Da fiel eine Nacht über einen herein, die einen nicht mehr verlassen hat bis zum Kriegsende.«
Richard von Weizäcker
Nicht aus der Deckung gewagt
Ohne die Gewissheit von H. Tod wagten sich die meisten Befehlsträger, auf deren Unterstützung der Umsturzplan gründete, nicht aus ihrer Deckung. Drei Stunden ließen die Mitverschwörer im Bendlerblock verstreichen, weil sie den Befehlshaber des Ersatzheeres Generaloberst Friedrich Fromm nicht überzeugen konnten, sich dem Putsch anzuschließen.
Erst als Stauffenberg am späten Nachmittag eintraf und Fromm verhaftete, wurde "Walküre" ausgelöst: Mit diesem Codewort sollten die Wehrkreiskommandos mobilisiert werden - doch bei den meisten Adressaten herrschte schon Dienstschluss. Gleichzeitig aus dem "Führerhauptquartier" eintreffende Fernschreiben verwirrten die Lage, wie der wachhabende Nachrichtenoffizier im Bendlerblock, Erwin Schenzel, zum ersten Mal berichtet: "Es war alles völlig konfus. Und allmählich sickerte die Nachricht durch, dass H. lebte".
»Es ist nicht gut gegangen. Gleichwohl bin ich der Meinung, dass es gut war, dass es wenigstens versucht worden ist. Es hat der Welt, der Nachwelt und den heute lebenden Deutschen gezeigt, dass nicht das ganze deutsche Volk Adolf H. verfallen war.«
Helmut Schmidt
Im Stich gelassen
Besonders dramatisch war die Lage in Paris: Hier hatten die Verschwörer, die sich um General von Stülpnagel gesammelt hatten, schon damit begonnen, Gestapo und SS zu entwaffnen und gefangen zu setzen. Doch als Generalfeldmarschall von Kluge, Oberbefehlshaber im Westen, am Abend erfuhr, dass H. überlebt hatte, versagte er dem Aufstand seine Unterstützung. "Ja, wenn das Schwein tot wäre!", herrschte er Stülpnagel an und beendete damit jede weitere Debatte. Der Umsturz in Paris brach kurz darauf zusammen.
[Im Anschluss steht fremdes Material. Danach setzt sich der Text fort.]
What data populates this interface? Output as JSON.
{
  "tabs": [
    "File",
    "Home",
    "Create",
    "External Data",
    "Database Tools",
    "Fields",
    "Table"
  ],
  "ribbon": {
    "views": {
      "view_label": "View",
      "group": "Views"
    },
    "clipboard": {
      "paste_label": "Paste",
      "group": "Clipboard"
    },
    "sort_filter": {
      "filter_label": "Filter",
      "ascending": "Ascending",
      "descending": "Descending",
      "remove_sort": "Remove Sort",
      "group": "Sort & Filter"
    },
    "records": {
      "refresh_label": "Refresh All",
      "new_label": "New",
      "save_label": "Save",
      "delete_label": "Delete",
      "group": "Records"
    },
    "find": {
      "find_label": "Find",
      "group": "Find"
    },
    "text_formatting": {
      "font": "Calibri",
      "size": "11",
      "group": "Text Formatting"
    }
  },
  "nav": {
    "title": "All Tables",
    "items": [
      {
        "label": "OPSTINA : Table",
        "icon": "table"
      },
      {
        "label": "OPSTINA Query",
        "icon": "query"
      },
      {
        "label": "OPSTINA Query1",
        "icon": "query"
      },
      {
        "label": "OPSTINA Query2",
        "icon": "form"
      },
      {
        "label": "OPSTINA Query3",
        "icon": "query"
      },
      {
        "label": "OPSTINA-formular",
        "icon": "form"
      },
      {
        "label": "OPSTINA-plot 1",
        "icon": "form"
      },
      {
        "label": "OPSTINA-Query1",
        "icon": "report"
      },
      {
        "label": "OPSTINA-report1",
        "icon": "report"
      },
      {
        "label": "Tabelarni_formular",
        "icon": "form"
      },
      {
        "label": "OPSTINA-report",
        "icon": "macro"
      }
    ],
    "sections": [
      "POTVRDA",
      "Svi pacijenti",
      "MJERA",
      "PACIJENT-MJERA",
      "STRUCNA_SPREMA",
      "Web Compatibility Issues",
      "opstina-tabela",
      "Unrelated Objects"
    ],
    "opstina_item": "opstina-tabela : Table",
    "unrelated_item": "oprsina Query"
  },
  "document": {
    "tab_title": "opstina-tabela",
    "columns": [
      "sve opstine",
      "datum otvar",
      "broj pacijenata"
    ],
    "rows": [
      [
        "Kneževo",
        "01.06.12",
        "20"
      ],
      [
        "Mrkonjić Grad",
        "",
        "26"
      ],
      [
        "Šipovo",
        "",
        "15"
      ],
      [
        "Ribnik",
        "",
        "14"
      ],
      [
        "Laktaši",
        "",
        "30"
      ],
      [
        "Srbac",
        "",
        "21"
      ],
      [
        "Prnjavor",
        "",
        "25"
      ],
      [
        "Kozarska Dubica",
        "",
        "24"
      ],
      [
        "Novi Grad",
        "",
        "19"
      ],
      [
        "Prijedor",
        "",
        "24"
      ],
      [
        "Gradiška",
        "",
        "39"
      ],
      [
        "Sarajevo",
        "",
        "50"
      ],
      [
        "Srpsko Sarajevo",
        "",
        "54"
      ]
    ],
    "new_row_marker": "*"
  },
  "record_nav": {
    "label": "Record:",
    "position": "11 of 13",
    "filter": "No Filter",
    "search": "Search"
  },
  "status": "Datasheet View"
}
Auch in Berlin waren am späten Abend des 20. Juli alle Illusionen zerstoben. "Sie haben mich alle im Stich gelassen", sagte Stauffenberg kurz vor seiner Verhaftung. Einheiten des Wachbataillons Großdeutschland unter dem Kommando von Major Ernst Remer, hatten die Verschwörerzentrale im Berliner Bendlerblock gestürmt und Generaloberst Fromm freigesetzt. Wenig später hielt dieser im Innenhof des Bendlerblocks ein blutiges Standgericht: Stauffenberg und drei seiner engsten Mitverschwörer wurden erschossen.
H. Rache
Das Regime rächte sich in einem wahren Blutrausch gegen das eigene Volk. "Ich will, dass sie gehängt werden, aufgehängt wie Schlachtvieh", wies H. den Präsidenten des "Volksgerichtshofs", Roland Freisler, an. Der Scharfrichter des Regimes inszenierte den zynischsten Schauprozess der Geschichte; 2400 Menschen wurden verurteilt, Hunderte ermordet. Viele entzogen sich der Rache des Regimes durch Selbstmord.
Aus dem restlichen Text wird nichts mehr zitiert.